Ja, dank u wel. Op een later moment wil ik haar er toch nog eens van proberen te overtuigen dat er toch nog een paar misverstanden in haar hoofd zitten waar het gaat om mijn voorstel. Het is niet de bedoeling om de onafhankelijkheid aan de kant te zetten. Het gaat er juist om dat twee onafhankelijke instituten, de Kamer en de Nationale ombudsman, beter samenwerken in het belang van de burger. Misschien mag dat argument mevrouw Van Gent overtuigen.

Mevrouw Van Gent (GroenLinks):

Wat mij ieder geval niet overtuigt, is de opmerking dat er verkeerde dingen in mijn hoofd zitten. Dat weet de heer Schinkelshoek helemaal niet. Ik neem graag de uitnodiging aan om daar nog eens over door te praten, maar ik zeg nu vriendelijk nee tegen u.

Nu ga ik het hebben over de verruwing en de reactie van de minister-president. Ik moet zeggen dat de minister in haar beantwoording wel meer zegt over de wederkerigheid, dus dat enerzijds overheidsdienaren ruw worden benaderd, maar anderzijds ook burgers ruw kunnen worden benaderd door de overheid en dat je aan beide aspecten de nodige aandacht moet besteden. De minister worstelt toch een beetje met de reactie van de minister-president, maar goed, wij zijn vriendelijk, dus ik laat het hierbij. Zij heeft zich daar wel goed uit gepraat. Laat ik het zo zeggen: ik ben het meer met haar formulering eens dan met die van de minister-president in het begin, maar goed, het blijft natuurlijk spreken met een mond, al kan het wel verschillend gezegd worden.

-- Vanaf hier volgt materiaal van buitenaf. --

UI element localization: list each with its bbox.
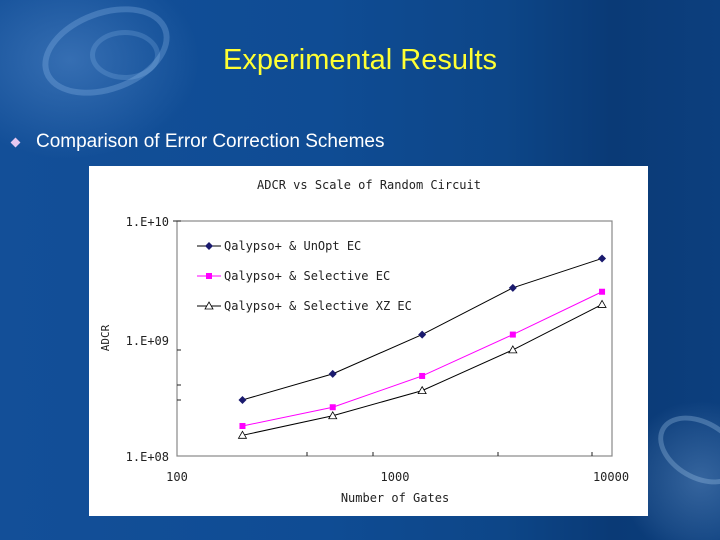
series-layer	[237, 254, 607, 439]
y-tick-label: 1.E+09	[126, 334, 169, 348]
triangle-marker-icon	[204, 301, 214, 310]
background-swirl-decoration	[646, 401, 720, 499]
data-series	[237, 299, 607, 439]
triangle-marker-icon	[508, 345, 518, 354]
square-marker-icon	[509, 331, 516, 338]
y-axis-label: ADCR	[99, 324, 112, 351]
line-chart: ADCR vs Scale of Random Circuit 1.E+10 1…	[99, 178, 629, 505]
data-series	[238, 254, 607, 404]
series-line	[242, 303, 603, 436]
square-marker-icon	[206, 273, 212, 279]
square-marker-icon	[239, 423, 246, 430]
diamond-marker-icon	[238, 395, 247, 404]
x-axis-label: Number of Gates	[341, 491, 449, 505]
triangle-marker-icon	[417, 385, 427, 395]
legend-label: Qalypso+ & UnOpt EC	[224, 239, 361, 253]
triangle-marker-icon	[597, 299, 607, 308]
diamond-marker-icon	[205, 242, 213, 250]
y-axis	[173, 220, 181, 401]
diamond-marker-icon	[328, 369, 337, 378]
triangle-marker-icon	[328, 410, 338, 420]
legend-item: Qalypso+ & UnOpt EC	[197, 239, 361, 253]
bullet-text: Comparison of Error Correction Schemes	[36, 131, 385, 152]
square-marker-icon	[329, 404, 336, 411]
square-marker-icon	[599, 288, 606, 295]
chart-image: ADCR vs Scale of Random Circuit 1.E+10 1…	[89, 166, 648, 516]
legend-item: Qalypso+ & Selective XZ EC	[197, 299, 412, 313]
legend-label: Qalypso+ & Selective XZ EC	[224, 299, 412, 313]
diamond-marker-icon	[598, 254, 607, 263]
legend-label: Qalypso+ & Selective EC	[224, 269, 390, 283]
triangle-marker-icon	[237, 430, 248, 439]
chart-title: ADCR vs Scale of Random Circuit	[257, 178, 481, 192]
bullet-item: Comparison of Error Correction Schemes	[10, 131, 384, 153]
plot-area	[176, 220, 613, 457]
diamond-marker-icon	[418, 330, 427, 339]
y-tick-label: 1.E+10	[126, 215, 169, 229]
square-marker-icon	[419, 372, 426, 379]
x-tick-label: 1000	[381, 470, 410, 484]
slide-title: Experimental Results	[223, 44, 497, 76]
x-axis	[306, 452, 593, 456]
x-tick-label: 100	[166, 470, 188, 484]
legend-item: Qalypso+ & Selective EC	[197, 269, 390, 283]
data-series	[239, 288, 606, 430]
legend: Qalypso+ & UnOpt EC Qalypso+ & Selective…	[197, 239, 412, 313]
y-tick-label: 1.E+08	[126, 450, 169, 464]
diamond-bullet-icon	[10, 137, 21, 147]
x-tick-label: 10000	[593, 470, 629, 484]
diamond-marker-icon	[508, 283, 517, 292]
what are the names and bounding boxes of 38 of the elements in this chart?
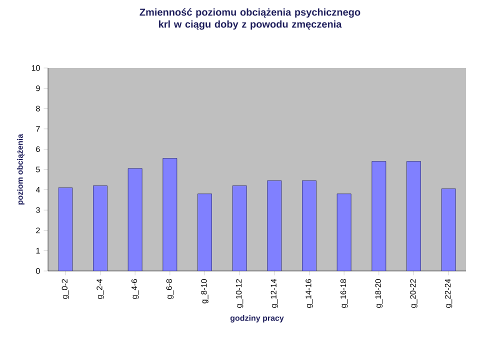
x-tick-label: g_18-20 bbox=[375, 279, 383, 308]
bar bbox=[267, 180, 282, 271]
y-tick-label: 9 bbox=[36, 85, 40, 92]
x-tick-label: g_20-22 bbox=[410, 279, 418, 308]
x-axis-title: godziny pracy bbox=[230, 315, 284, 322]
y-axis-title: poziom obciążenia bbox=[16, 134, 24, 205]
y-tick-label: 2 bbox=[36, 228, 40, 234]
y-tick-label: 1 bbox=[36, 248, 40, 254]
x-tick-label: g_22-24 bbox=[444, 279, 452, 308]
bar bbox=[372, 161, 386, 271]
y-tick-label: 7 bbox=[36, 126, 40, 132]
bar bbox=[302, 180, 316, 271]
y-tick-label: 8 bbox=[36, 106, 40, 112]
x-tick-label: g_4-6 bbox=[131, 279, 139, 299]
bar bbox=[58, 188, 73, 271]
y-tick-label: 6 bbox=[36, 146, 40, 152]
y-tick-label: 3 bbox=[36, 207, 40, 213]
bar bbox=[93, 186, 108, 271]
x-tick-label: g_2-4 bbox=[96, 279, 104, 299]
y-tick-label: 10 bbox=[32, 65, 40, 71]
bar bbox=[198, 194, 212, 271]
bar bbox=[441, 188, 456, 271]
x-tick-label: g_14-16 bbox=[306, 279, 313, 308]
y-tick-label: 4 bbox=[36, 187, 40, 193]
y-tick-label: 0 bbox=[36, 268, 40, 274]
bar bbox=[406, 161, 421, 271]
x-tick-label: g_8-10 bbox=[201, 279, 208, 304]
chart-title: Zmienność poziomu obciążenia psychicznego krl w ciągu doby z powodu zmęczenia bbox=[140, 8, 360, 30]
x-tick-label: g_10-12 bbox=[236, 279, 244, 308]
bar bbox=[128, 168, 142, 271]
bar bbox=[336, 194, 352, 271]
bar bbox=[232, 186, 247, 271]
bar bbox=[162, 158, 178, 271]
x-tick-label: g_16-18 bbox=[340, 279, 348, 308]
x-tick-label: g_12-14 bbox=[270, 279, 278, 308]
y-tick-label: 5 bbox=[36, 166, 40, 172]
x-tick-label: g_0-2 bbox=[62, 279, 70, 299]
x-tick-label: g_6-8 bbox=[166, 279, 174, 299]
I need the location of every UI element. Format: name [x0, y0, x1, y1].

Natuurlijk mag een ombudsman best een maatschappelijke analyse geven. Hij constateert een aantal problemen en mag daar in mijn ogen ook best iets over zeggen. Dat lijkt mij helemaal niet taboe. Als je een open blik hebt, sta je daar ook voor open, want als je overtuigd bent van je eigen gelijk, ben je ook bereid om daar met anderen die daar anders tegenaan kijken over in debat te gaan.

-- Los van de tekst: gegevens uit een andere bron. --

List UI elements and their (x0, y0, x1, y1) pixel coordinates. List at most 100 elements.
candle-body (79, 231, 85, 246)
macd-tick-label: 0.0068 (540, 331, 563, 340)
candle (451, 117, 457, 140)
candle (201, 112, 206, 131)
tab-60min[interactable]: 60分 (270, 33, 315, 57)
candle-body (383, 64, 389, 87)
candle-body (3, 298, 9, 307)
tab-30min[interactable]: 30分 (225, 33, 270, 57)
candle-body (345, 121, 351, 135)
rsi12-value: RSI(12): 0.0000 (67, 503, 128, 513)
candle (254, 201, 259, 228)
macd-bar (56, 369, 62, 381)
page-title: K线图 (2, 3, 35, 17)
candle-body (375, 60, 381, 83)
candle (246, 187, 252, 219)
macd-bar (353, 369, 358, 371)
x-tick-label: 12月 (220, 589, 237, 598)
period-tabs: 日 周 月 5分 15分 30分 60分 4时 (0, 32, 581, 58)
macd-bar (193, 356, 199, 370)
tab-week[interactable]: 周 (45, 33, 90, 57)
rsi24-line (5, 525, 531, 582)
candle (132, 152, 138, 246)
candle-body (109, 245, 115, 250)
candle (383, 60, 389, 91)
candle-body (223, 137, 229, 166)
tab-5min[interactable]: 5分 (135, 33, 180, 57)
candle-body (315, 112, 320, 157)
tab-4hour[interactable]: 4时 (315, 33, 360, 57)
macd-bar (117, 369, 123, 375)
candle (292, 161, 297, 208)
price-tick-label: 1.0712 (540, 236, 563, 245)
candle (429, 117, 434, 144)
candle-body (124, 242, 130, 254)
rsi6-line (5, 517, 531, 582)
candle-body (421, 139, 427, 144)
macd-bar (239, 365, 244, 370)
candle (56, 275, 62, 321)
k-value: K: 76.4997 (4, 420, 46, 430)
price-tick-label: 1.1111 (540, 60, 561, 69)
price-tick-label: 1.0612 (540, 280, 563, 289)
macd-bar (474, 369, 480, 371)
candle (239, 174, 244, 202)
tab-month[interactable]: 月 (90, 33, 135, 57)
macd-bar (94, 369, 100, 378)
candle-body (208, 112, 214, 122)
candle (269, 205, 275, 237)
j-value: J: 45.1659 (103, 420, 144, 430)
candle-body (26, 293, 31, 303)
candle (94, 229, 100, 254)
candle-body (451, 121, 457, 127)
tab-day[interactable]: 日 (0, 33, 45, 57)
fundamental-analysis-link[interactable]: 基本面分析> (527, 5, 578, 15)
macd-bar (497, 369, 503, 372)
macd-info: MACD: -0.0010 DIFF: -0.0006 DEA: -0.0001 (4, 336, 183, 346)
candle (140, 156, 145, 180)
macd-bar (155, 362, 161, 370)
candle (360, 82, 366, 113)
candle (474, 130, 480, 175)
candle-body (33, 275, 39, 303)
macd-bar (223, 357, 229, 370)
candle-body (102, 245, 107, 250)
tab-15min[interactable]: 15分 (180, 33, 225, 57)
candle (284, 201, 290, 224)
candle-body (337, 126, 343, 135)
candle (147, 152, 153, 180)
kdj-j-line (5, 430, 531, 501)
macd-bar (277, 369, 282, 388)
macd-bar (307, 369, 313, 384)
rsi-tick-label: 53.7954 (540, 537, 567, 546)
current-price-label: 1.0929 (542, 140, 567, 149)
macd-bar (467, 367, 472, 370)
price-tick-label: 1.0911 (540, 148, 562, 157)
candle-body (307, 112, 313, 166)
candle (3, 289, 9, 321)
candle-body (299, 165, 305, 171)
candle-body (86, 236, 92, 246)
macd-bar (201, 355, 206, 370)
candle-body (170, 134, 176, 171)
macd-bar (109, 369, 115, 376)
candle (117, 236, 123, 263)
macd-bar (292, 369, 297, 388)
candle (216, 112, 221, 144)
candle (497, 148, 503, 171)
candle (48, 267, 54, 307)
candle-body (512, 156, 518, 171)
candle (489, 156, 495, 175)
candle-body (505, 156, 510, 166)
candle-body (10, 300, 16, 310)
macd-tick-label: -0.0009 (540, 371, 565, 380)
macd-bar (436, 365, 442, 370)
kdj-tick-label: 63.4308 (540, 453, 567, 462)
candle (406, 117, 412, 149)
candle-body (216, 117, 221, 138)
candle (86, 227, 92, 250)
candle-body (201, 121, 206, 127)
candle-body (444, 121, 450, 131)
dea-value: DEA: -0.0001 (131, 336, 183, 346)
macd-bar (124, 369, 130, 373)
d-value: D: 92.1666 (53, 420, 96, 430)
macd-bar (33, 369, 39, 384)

De minister gaat niet in op mijn voorbeeld van de huurtoeslag. Aan de ene kant begrijp ik dat wel, maar aan de andere kant is het natuurlijk wel zo'n prominent voorbeeld. Je gooit als overheid de hele zaak om, het wordt een puinhoop – ik kan het niet anders noemen – en vervolgens krijgen 320.000 mensen een rekening gepresenteerd omdat het gewoon niet goed georganiseerd is. Daarover wil ik de minister toch nog wel eens horen.

Wij krijgen een stand van zaken opgemaakt over de klokkenluiders, maar er wordt ook al gezegd dat je een broedende kip niet moet storen. Die kip broedt natuurlijk al een tijdje, dus ik hoop niet dat het uiteindelijk een rot eitje of een windei wordt, want er moet natuurlijk wel een mooi kuiken uit komen. Dat heeft de Kamer glashelder gemaakt. De zaken Bos, Spijkers en Schaap moeten echt en als het kan definitief tot een goed einde worden gebracht. Over klokkenluiders in het algemeen moeten wij nog veel intensiever met elkaar spreken.

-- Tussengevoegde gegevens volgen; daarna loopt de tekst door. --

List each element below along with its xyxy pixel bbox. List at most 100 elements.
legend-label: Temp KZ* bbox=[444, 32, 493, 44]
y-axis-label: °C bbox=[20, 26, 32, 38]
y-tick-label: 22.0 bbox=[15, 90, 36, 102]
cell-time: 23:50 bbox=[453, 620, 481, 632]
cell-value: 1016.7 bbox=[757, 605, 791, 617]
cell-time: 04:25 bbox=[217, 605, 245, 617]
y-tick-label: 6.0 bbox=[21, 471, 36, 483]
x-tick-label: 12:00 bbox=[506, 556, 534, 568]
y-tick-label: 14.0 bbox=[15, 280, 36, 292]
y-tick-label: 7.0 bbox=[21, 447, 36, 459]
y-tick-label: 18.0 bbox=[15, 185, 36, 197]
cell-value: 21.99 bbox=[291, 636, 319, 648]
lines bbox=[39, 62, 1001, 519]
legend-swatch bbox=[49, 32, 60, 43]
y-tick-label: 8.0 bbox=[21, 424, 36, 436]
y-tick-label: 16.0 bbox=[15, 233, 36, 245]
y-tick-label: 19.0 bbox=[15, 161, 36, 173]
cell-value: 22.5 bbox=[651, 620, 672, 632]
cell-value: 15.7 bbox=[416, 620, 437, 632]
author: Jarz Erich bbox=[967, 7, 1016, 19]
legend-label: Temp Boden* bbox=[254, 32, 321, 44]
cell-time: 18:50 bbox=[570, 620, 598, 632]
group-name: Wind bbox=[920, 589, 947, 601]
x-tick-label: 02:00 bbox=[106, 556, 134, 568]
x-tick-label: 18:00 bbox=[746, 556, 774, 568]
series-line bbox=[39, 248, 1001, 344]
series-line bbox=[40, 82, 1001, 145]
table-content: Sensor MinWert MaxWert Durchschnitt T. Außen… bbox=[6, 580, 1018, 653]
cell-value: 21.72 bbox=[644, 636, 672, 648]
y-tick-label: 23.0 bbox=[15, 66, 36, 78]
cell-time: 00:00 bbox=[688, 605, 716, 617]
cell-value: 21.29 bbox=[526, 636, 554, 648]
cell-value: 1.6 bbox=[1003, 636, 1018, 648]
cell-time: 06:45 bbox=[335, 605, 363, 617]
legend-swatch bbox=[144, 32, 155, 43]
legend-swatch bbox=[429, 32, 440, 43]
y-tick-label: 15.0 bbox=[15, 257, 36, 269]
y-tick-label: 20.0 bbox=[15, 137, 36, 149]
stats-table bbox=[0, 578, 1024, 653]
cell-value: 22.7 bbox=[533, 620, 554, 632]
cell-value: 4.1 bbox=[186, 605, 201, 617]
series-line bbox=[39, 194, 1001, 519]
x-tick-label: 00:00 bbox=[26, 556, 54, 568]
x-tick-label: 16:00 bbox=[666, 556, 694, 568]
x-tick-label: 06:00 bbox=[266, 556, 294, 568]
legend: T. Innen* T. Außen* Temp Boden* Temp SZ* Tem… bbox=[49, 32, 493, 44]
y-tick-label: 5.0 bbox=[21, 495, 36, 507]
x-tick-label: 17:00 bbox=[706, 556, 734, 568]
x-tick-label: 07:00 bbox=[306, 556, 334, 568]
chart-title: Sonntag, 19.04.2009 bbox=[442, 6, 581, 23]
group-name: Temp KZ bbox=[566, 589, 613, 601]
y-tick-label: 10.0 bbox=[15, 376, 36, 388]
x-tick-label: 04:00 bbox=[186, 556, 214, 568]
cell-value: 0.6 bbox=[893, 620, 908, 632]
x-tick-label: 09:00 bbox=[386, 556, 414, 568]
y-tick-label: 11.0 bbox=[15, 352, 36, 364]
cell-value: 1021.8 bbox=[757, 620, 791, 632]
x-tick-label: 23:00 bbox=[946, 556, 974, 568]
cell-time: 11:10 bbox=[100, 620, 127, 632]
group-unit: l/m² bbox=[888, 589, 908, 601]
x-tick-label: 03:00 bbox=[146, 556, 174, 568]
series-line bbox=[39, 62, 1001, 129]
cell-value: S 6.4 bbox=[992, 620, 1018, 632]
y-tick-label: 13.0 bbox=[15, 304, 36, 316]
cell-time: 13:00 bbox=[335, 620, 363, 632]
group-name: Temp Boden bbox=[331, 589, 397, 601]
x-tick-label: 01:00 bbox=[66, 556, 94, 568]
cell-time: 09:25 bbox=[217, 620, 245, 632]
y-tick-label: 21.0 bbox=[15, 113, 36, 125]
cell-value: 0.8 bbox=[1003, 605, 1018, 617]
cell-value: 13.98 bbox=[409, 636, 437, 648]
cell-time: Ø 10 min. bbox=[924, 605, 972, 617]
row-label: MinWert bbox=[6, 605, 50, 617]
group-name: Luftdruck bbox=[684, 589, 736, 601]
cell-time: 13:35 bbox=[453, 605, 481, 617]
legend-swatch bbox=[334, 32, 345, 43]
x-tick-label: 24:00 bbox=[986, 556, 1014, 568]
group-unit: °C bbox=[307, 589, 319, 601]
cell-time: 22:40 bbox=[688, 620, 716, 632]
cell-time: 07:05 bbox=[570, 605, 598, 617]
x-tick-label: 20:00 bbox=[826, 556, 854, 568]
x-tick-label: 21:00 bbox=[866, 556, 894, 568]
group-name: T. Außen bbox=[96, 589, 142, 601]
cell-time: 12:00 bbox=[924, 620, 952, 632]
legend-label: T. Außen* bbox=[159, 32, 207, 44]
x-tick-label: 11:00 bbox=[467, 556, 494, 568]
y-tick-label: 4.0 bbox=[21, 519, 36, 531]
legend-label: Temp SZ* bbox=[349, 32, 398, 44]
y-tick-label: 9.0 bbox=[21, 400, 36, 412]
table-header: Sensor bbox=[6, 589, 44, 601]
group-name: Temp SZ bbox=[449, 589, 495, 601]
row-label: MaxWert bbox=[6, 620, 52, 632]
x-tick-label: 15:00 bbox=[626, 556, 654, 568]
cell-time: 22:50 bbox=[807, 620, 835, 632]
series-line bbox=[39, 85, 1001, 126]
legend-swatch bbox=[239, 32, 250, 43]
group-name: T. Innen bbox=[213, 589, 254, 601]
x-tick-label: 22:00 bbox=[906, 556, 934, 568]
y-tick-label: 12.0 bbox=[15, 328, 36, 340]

Tegen de ombudsman en zijn team zeg ik in het kader van de discussie van vanavond en over hun jaarverslag: voorwaarts met uw goede werk.

Mevrouw Van der Burg (VVD):

Voorzitter. Ik wil de beide bewindslieden danken voor hun beantwoording. Het lijkt mij heel goed dat wij vandaag de constatering van de ombudsman nog maar eens naar voren brengen dat 98% van de burgers gewoon deugt, van goede wil is, zich aan de wet wil houden en dergelijke kwalificaties en dat wij hun dus vertrouwen moeten schenken en niet met wantrouwen moeten bejegenen. Ook de andere kant, dus dat dit ook voor heel veel mensen in overheidsdienst en juist in de publieke dienst geldt, is goed om hier te constateren. Ik zie uit naar het debat over de kwaliteit van de overheid dat wij in september met de staatssecretaris zullen voeren. Gegeven alle extra lasten die dit kabinet de burgers oplegt, vind ik wel dat zij ook verplicht is om de ambitie bij te stellen. Ik ga er dus van uit dat de staatssecretaris in september zegt dat de ambitie voor de individuele organisaties naar een acht gaat en voor de ketens naar een zeven. Extra kosten in rekening brengen vergt extra kwaliteit.

Ik vond dat de staatssecretaris zich van de vragen over de complexe ketens te gemakkelijk afmaakte door te verwijzen naar de ombudsman. Ik krijg vanavond graag de toezegging dat wij bij het debat in september gewoon vijf concrete, heel goede voorstellen hebben voor het verbeteren van de ketens aan de hand van best practices. Dat lijkt mij, gezien de staat van dienst ook van de Kafkabrigade, een heel reële vraag. Ik denk dat het goed is dat wij daar dan verder met elkaar over praten. Ik krijg hierover graag een toezegging.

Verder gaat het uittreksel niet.